On June 12th, 1981, the MLB players association went on strike. The event marked the fourth work stoppage in a decade, and baseball’s devoted fans were understandably frustrated. After years and years of largely undisturbed 162-game seasons, the constant bargaining and counter-bargaining left many wondering if there was another way.
Every answer was unsatisfactory, but one stood above the rest: Strat-O-Matic, the baseball similarity that remains popular today. Reporters simulated the canceled games of the 1981 season on Strat-O-Matic. Cleveland’s Municipal Stadium even lit up the scoreboard for a replacement Strat-O-Matic All-Star Game on a card table set up over home plate. Bob Feller was even brought in for the honorary first dice roll.
The result was not just an explosion of popularity for Strat-O-Matic — besides just the publicity, the game used at the Cleveland All-Star event has been enshrined at the Hall of Fame — but the creation of a new industry: the baseball simulator. Strat-O-Matic dates back to the early 1950s, but the 1970s and early 1980s saw a massive surge in competitors, including some attempting to take advantage of fan griping over the constant strikes.
In the 1982 Street and Smith Baseball Preview magazine, just one year after a strike that wiped out nearly 50 games from the schedule, there were advertisements for 12 different Strat-O-Matic clones or other baseball simulator games. None were as explicit in their attempts to capitalize on fan unrest as the “APBA Major League Baseball Game”
Beyond just the tagline “No Strikes — No Bargaining — No Empty Stadiums,” the APBA game promises, “Whatever you do, you can be sure your players will be ready to go when your season starts,” and “You can sschedule your seasons anytime, from January to December, and be certain your players will be on the field as soon as you make out your lineup.”
These games were (and are) notable for straddling a fine line between realism and player control. “Just like real life,” APBA claims, directly after a very un-realistic guarantee that their players will never go on strike. All the fun of baseball, without those pesky humans ruining things:
“From the hitting of Bill Madlock to the pitching of Britt Burns, from the baserunning of Rickey Henderson to the fielding of Ozzie Smith, APBA players will perform so realistically that they’ll seem like living, breathing people. The fact is, though, that they’re made only of sturdy cardboard stock. And that has one clear advantage: you won’t have any labor problems with these players!”

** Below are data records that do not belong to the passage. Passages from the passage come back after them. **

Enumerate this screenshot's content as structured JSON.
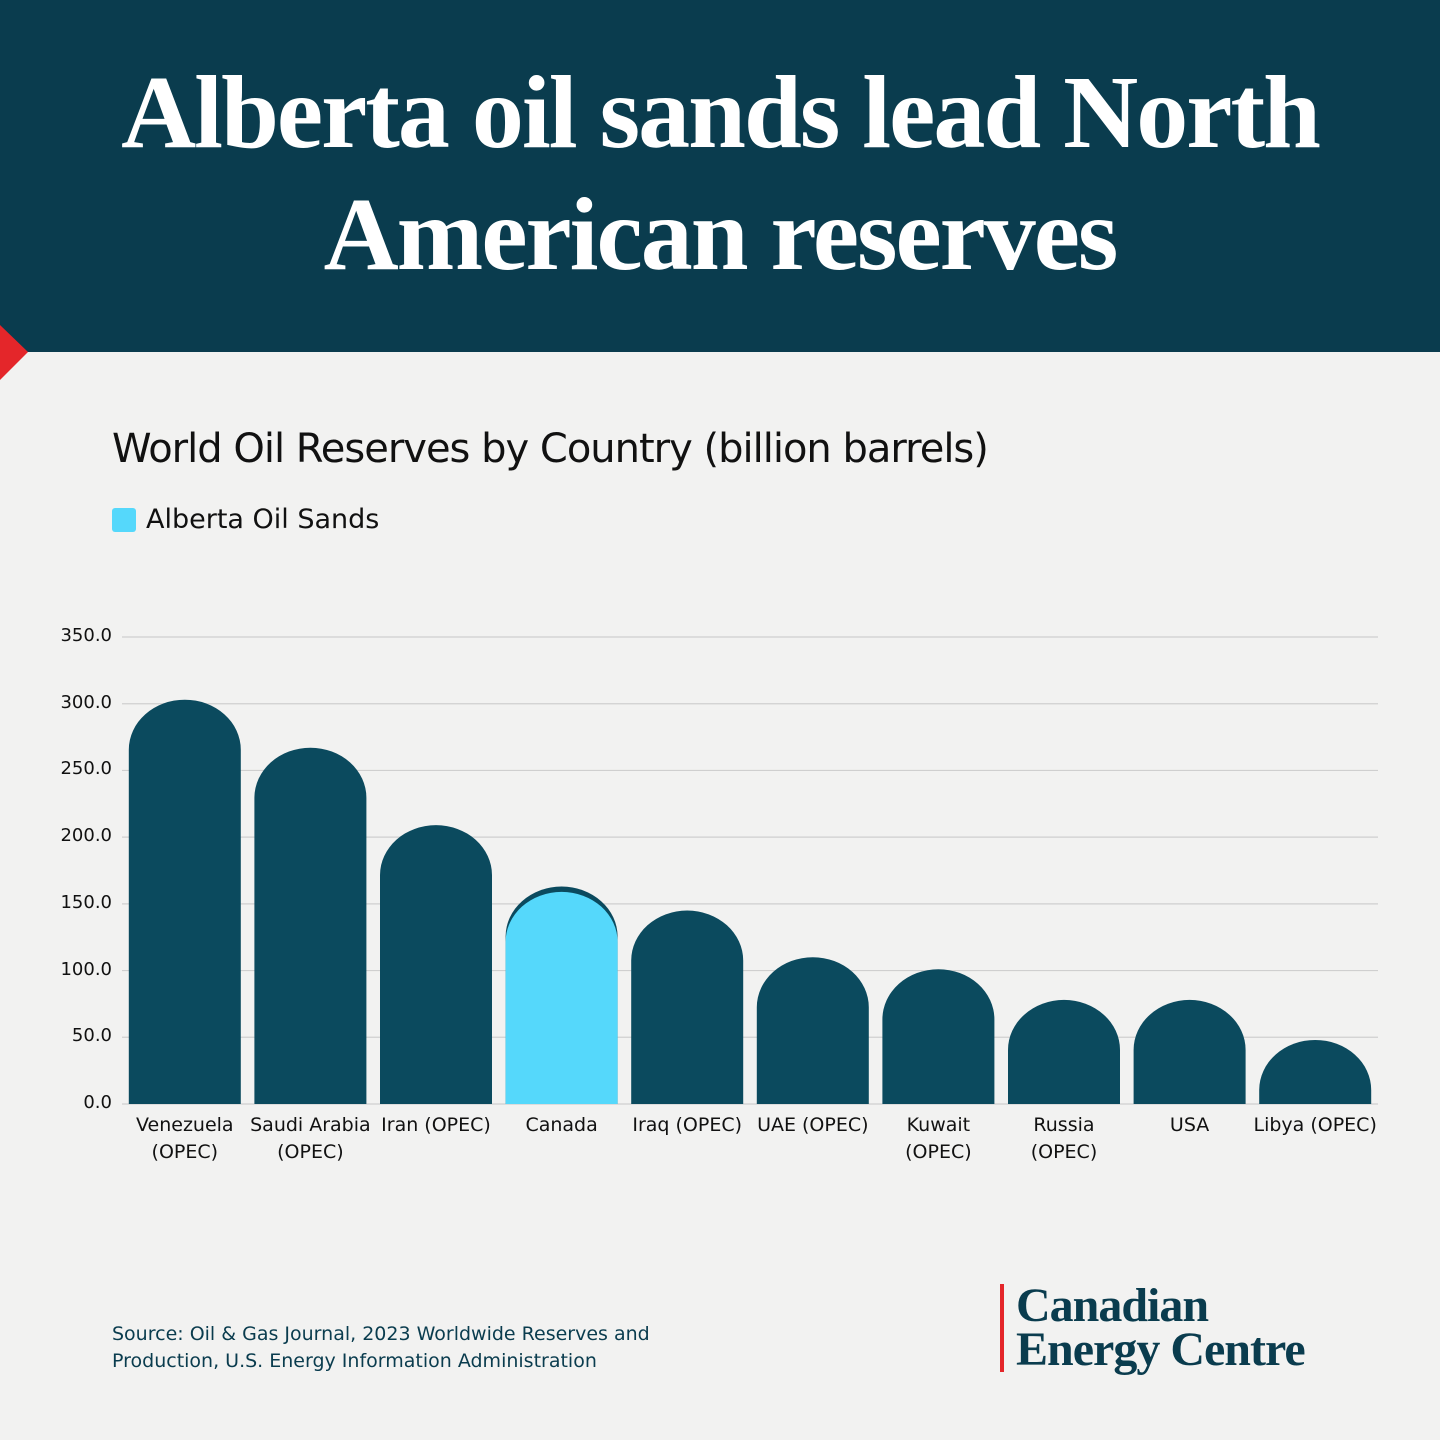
{
  "title": "Alberta oil sands lead North American reserves",
  "chart_data": {
    "type": "bar",
    "title": "World Oil Reserves by Country (billion barrels)",
    "categories": [
      "Venezuela (OPEC)",
      "Saudi Arabia (OPEC)",
      "Iran (OPEC)",
      "Canada",
      "Iraq (OPEC)",
      "UAE (OPEC)",
      "Kuwait (OPEC)",
      "Russia (OPEC)",
      "USA",
      "Libya (OPEC)"
    ],
    "series": [
      {
        "color": "#0b4a5e",
        "values": [
          303,
          267,
          209,
          163,
          145,
          110,
          101,
          78,
          78,
          48
        ]
      },
      {
        "name": "Alberta Oil Sands",
        "color": "#55d8fb",
        "values": [
          null,
          null,
          null,
          159,
          null,
          null,
          null,
          null,
          null,
          null
        ]
      }
    ],
    "ylim": [
      0,
      350
    ],
    "yticks": [
      {
        "value": 0,
        "label": "0.0"
      },
      {
        "value": 50,
        "label": "50.0"
      },
      {
        "value": 100,
        "label": "100.0"
      },
      {
        "value": 150,
        "label": "150.0"
      },
      {
        "value": 200,
        "label": "200.0"
      },
      {
        "value": 250,
        "label": "250.0"
      },
      {
        "value": 300,
        "label": "300.0"
      },
      {
        "value": 350,
        "label": "350.0"
      }
    ],
    "grid": true
  },
  "source": "Source: Oil & Gas Journal, 2023 Worldwide Reserves and Production, U.S. Energy Information Administration",
  "brand": "Canadian Energy Centre"
}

Strat-O-Matic itself dialed back the venom towards the players, but still knew the strike — and its explicity role in filling the void left during the 1981 season — could be a strong marketing tool:
Unlike its competitors, Strat-O-Matic could not only tell but show its ability to serve as that much-needed baseball replacement in case the boys of summer decided not to play again in 1982, or any other subsequent season. And, of course, they had that whole “Hall of Fame” thing — and at a time when the Hall of Fame wasn’t widely seen as an object of ridicule.
Other games were less explicit in their references to the strike, like this one from L & L Activities:
L & L Activities offered less of a Strat-O-Matic type experience and more what looks to be an early public fantasy baseball league. The Rotisserie League — the famous first fantasy baseball league from which the scoring system gets its name — had been around for a few years already. For those interested in their own leagues, rounding up nine more obsessed baseball nerd was difficult in the pre-internet era. Seeing as interest was already big enough to create snail mail fantasy leagues in the early 1980s, it should come as no surprise the industry has exploded with the help of the internet.

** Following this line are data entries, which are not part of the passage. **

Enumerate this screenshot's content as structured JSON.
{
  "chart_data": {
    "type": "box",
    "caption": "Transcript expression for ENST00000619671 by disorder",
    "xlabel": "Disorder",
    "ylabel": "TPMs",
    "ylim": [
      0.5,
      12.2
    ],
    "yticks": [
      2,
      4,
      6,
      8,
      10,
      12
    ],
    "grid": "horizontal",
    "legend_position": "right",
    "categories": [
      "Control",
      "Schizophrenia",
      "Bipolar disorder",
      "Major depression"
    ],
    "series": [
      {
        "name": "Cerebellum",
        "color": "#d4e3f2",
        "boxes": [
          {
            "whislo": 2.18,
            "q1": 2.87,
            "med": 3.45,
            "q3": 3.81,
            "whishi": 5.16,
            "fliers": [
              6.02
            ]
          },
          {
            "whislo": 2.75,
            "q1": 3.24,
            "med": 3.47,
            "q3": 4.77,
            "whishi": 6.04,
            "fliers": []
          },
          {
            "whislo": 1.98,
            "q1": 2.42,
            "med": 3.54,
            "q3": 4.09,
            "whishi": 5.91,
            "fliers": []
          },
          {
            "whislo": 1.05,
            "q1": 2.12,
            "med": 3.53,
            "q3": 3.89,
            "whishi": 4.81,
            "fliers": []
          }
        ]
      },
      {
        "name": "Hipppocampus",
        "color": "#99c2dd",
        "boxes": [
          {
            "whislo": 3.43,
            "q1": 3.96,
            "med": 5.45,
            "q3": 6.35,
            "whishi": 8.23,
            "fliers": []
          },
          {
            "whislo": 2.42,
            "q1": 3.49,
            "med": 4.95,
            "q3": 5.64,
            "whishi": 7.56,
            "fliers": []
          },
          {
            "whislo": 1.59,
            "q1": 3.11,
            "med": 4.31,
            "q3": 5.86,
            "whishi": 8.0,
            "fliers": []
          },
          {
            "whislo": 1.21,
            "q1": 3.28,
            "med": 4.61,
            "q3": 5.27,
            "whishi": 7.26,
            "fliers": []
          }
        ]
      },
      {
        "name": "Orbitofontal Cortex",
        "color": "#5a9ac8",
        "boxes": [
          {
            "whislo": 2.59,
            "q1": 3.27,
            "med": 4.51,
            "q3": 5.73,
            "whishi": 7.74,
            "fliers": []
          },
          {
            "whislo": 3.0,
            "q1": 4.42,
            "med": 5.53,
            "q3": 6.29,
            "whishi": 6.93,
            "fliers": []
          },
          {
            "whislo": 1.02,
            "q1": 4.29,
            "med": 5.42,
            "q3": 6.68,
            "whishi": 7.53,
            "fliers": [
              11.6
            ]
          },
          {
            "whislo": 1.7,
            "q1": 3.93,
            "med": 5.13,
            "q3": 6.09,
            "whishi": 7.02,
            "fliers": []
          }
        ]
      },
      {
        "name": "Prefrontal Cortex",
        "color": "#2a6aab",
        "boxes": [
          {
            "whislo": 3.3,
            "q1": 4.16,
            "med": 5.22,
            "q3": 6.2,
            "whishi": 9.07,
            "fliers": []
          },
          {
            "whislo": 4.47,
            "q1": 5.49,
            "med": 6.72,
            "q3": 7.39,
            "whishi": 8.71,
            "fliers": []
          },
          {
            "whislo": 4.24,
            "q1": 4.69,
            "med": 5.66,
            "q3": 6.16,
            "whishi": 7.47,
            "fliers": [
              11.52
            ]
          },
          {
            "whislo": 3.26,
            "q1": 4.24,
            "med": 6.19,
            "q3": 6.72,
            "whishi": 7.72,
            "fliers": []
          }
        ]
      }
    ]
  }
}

We can also see in some of these advertisements the same attitudes that have led to the hyper-realism that has dominated baseball video games (and most sports video games) of late. These attitudes are most explicit in this advertisement for the modestly monikered “The World’s Greatest Baseball Game.”
Updated rosters! Hyperrealism! Roster updates! New features, like having to warm up your relievers in the bullpen! Total managerial control! Extreme realism (in case you forgot)!

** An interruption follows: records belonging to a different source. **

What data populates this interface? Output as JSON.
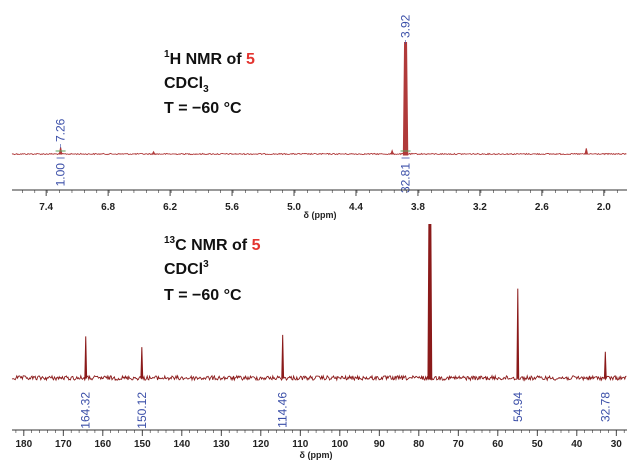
{
  "chart_data": [
    {
      "type": "line",
      "title_parts": [
        {
          "text": "1",
          "sup": true
        },
        {
          "text": "H NMR of "
        },
        {
          "text": "5",
          "red": true
        }
      ],
      "solvent_parts": [
        {
          "text": "CDCl"
        },
        {
          "text": "3",
          "sub": true
        }
      ],
      "temperature": "T = −60 °C",
      "xlabel": "δ (ppm)",
      "xlim": [
        7.75,
        1.65
      ],
      "ticks": [
        "7.4",
        "6.8",
        "6.2",
        "5.6",
        "5.0",
        "4.4",
        "3.8",
        "3.2",
        "2.6",
        "2.0"
      ],
      "tick_values": [
        7.4,
        6.8,
        6.2,
        5.6,
        5.0,
        4.4,
        3.8,
        3.2,
        2.6,
        2.0
      ],
      "peaks": [
        {
          "x": 7.26,
          "height": 0.06,
          "label": "7.26"
        },
        {
          "x": 3.92,
          "height": 1.0,
          "label": "3.92"
        },
        {
          "x": 2.17,
          "height": 0.05,
          "label": ""
        },
        {
          "x": 4.05,
          "height": 0.03,
          "label": ""
        },
        {
          "x": 6.36,
          "height": 0.02,
          "label": ""
        }
      ],
      "integrals": [
        {
          "x": 7.26,
          "value": "1.00"
        },
        {
          "x": 3.92,
          "value": "32.81"
        }
      ],
      "line_color": "#b03a3a",
      "integral_color": "#5aa05a",
      "label_color": "#3b4fa8"
    },
    {
      "type": "line",
      "title_parts": [
        {
          "text": "13",
          "sup": true
        },
        {
          "text": "C NMR of "
        },
        {
          "text": "5",
          "red": true
        }
      ],
      "solvent_parts": [
        {
          "text": "CDCl"
        },
        {
          "text": "3",
          "sup": true
        }
      ],
      "temperature": "T = −60 °C",
      "xlabel": "δ (ppm)",
      "xlim": [
        184,
        24
      ],
      "ticks": [
        "180",
        "170",
        "160",
        "150",
        "140",
        "130",
        "120",
        "110",
        "100",
        "90",
        "80",
        "70",
        "60",
        "50",
        "40",
        "30"
      ],
      "tick_values": [
        180,
        170,
        160,
        150,
        140,
        130,
        120,
        110,
        100,
        90,
        80,
        70,
        60,
        50,
        40,
        30
      ],
      "peaks": [
        {
          "x": 164.32,
          "height": 0.27,
          "label": "164.32"
        },
        {
          "x": 150.12,
          "height": 0.2,
          "label": "150.12"
        },
        {
          "x": 114.46,
          "height": 0.28,
          "label": "114.46"
        },
        {
          "x": 77.2,
          "height": 1.0,
          "label": ""
        },
        {
          "x": 54.94,
          "height": 0.58,
          "label": "54.94"
        },
        {
          "x": 32.78,
          "height": 0.17,
          "label": "32.78"
        }
      ],
      "line_color": "#8b1a1a",
      "label_color": "#3b4fa8"
    }
  ]
}
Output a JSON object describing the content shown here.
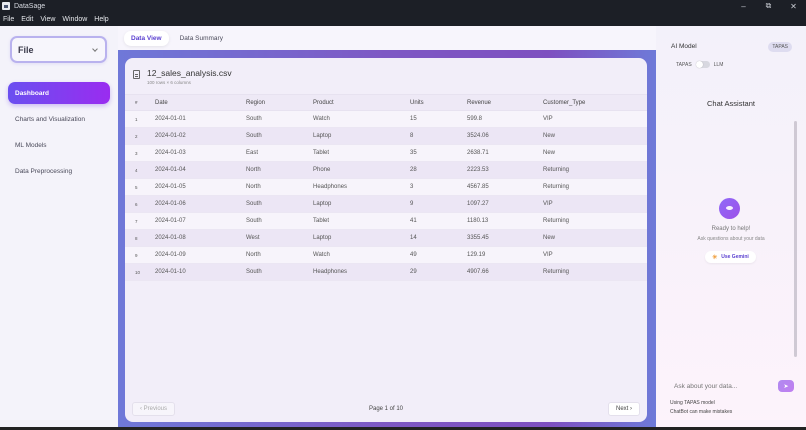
{
  "window": {
    "title": "DataSage",
    "controls": {
      "minimize": "–",
      "maximize": "⧉",
      "close": "✕"
    }
  },
  "menu": [
    "File",
    "Edit",
    "View",
    "Window",
    "Help"
  ],
  "sidebar": {
    "file_select": "File",
    "items": [
      {
        "label": "Dashboard",
        "active": true
      },
      {
        "label": "Charts and Visualization",
        "active": false
      },
      {
        "label": "ML Models",
        "active": false
      },
      {
        "label": "Data Preprocessing",
        "active": false
      }
    ]
  },
  "main": {
    "tabs": [
      {
        "label": "Data View",
        "active": true
      },
      {
        "label": "Data Summary",
        "active": false
      }
    ],
    "file": {
      "name": "12_sales_analysis.csv",
      "meta": "100 rows × 6 columns"
    },
    "table": {
      "columns": [
        "#",
        "Date",
        "Region",
        "Product",
        "Units",
        "Revenue",
        "Customer_Type"
      ],
      "rows": [
        [
          "1",
          "2024-01-01",
          "South",
          "Watch",
          "15",
          "599.8",
          "VIP"
        ],
        [
          "2",
          "2024-01-02",
          "South",
          "Laptop",
          "8",
          "3524.06",
          "New"
        ],
        [
          "3",
          "2024-01-03",
          "East",
          "Tablet",
          "35",
          "2638.71",
          "New"
        ],
        [
          "4",
          "2024-01-04",
          "North",
          "Phone",
          "28",
          "2223.53",
          "Returning"
        ],
        [
          "5",
          "2024-01-05",
          "North",
          "Headphones",
          "3",
          "4567.85",
          "Returning"
        ],
        [
          "6",
          "2024-01-06",
          "South",
          "Laptop",
          "9",
          "1097.27",
          "VIP"
        ],
        [
          "7",
          "2024-01-07",
          "South",
          "Tablet",
          "41",
          "1180.13",
          "Returning"
        ],
        [
          "8",
          "2024-01-08",
          "West",
          "Laptop",
          "14",
          "3355.45",
          "New"
        ],
        [
          "9",
          "2024-01-09",
          "North",
          "Watch",
          "49",
          "129.19",
          "VIP"
        ],
        [
          "10",
          "2024-01-10",
          "South",
          "Headphones",
          "29",
          "4907.66",
          "Returning"
        ]
      ]
    },
    "pager": {
      "prev": "‹  Previous",
      "next": "Next  ›",
      "label": "Page 1 of 10"
    }
  },
  "right": {
    "ai_model_label": "AI Model",
    "model_badge": "TAPAS",
    "toggle_left": "TAPAS",
    "toggle_right": "LLM",
    "chat_title": "Chat Assistant",
    "ready_title": "Ready to help!",
    "ready_sub": "Ask questions about your data",
    "gemini_icon": "✳",
    "gemini_label": "Use Gemini",
    "input_placeholder": "Ask about your data...",
    "send_icon": "➤",
    "footnote1": "Using TAPAS model",
    "footnote2": "ChatBot can make mistakes"
  },
  "colors": {
    "accent": "#6a4ff0",
    "accent2": "#9a2cf0",
    "titlebar": "#1c1f26"
  }
}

I’ve never heard of “The World’s Greatest Baseball Game,” and I assume it failed for much the same reason there won’t be any MLB video games on the Xbox 360 or Xbox One this upcoming year: (following the cancellation of the MLB 2K series): they got too far up their own asses with “realism” and forgot to make a game that actually works.
But the fans want what the fans want, and if you can’t make something that actually works, might as well give them something you can call “realistic.”
Strat-O-Matic and APBA and others still exist today, but the internet has totally upended the baseball simulator market. Fantasy baseball leads the way, and computer simulators like Out Of The Park and Baseball Mogul represent the modern approach, and Strat-O-Matic has made their own forays into the computer simulator market.
We shouldn’t be surprised at all, though, that there is such an interest in fake baseball played on charts, spreadsheets, tabletops and the like. Baseball fans have been trying for it for the past 62 years, and especially in the past 40 or so. Labor battles have resulted in undeniable improvements to the game, but for the first time, there was real, regular uncertainty as to whether or not the next season would be played. Finding a replacement, a backup plan, however imperfect, was nothing if not a rational response.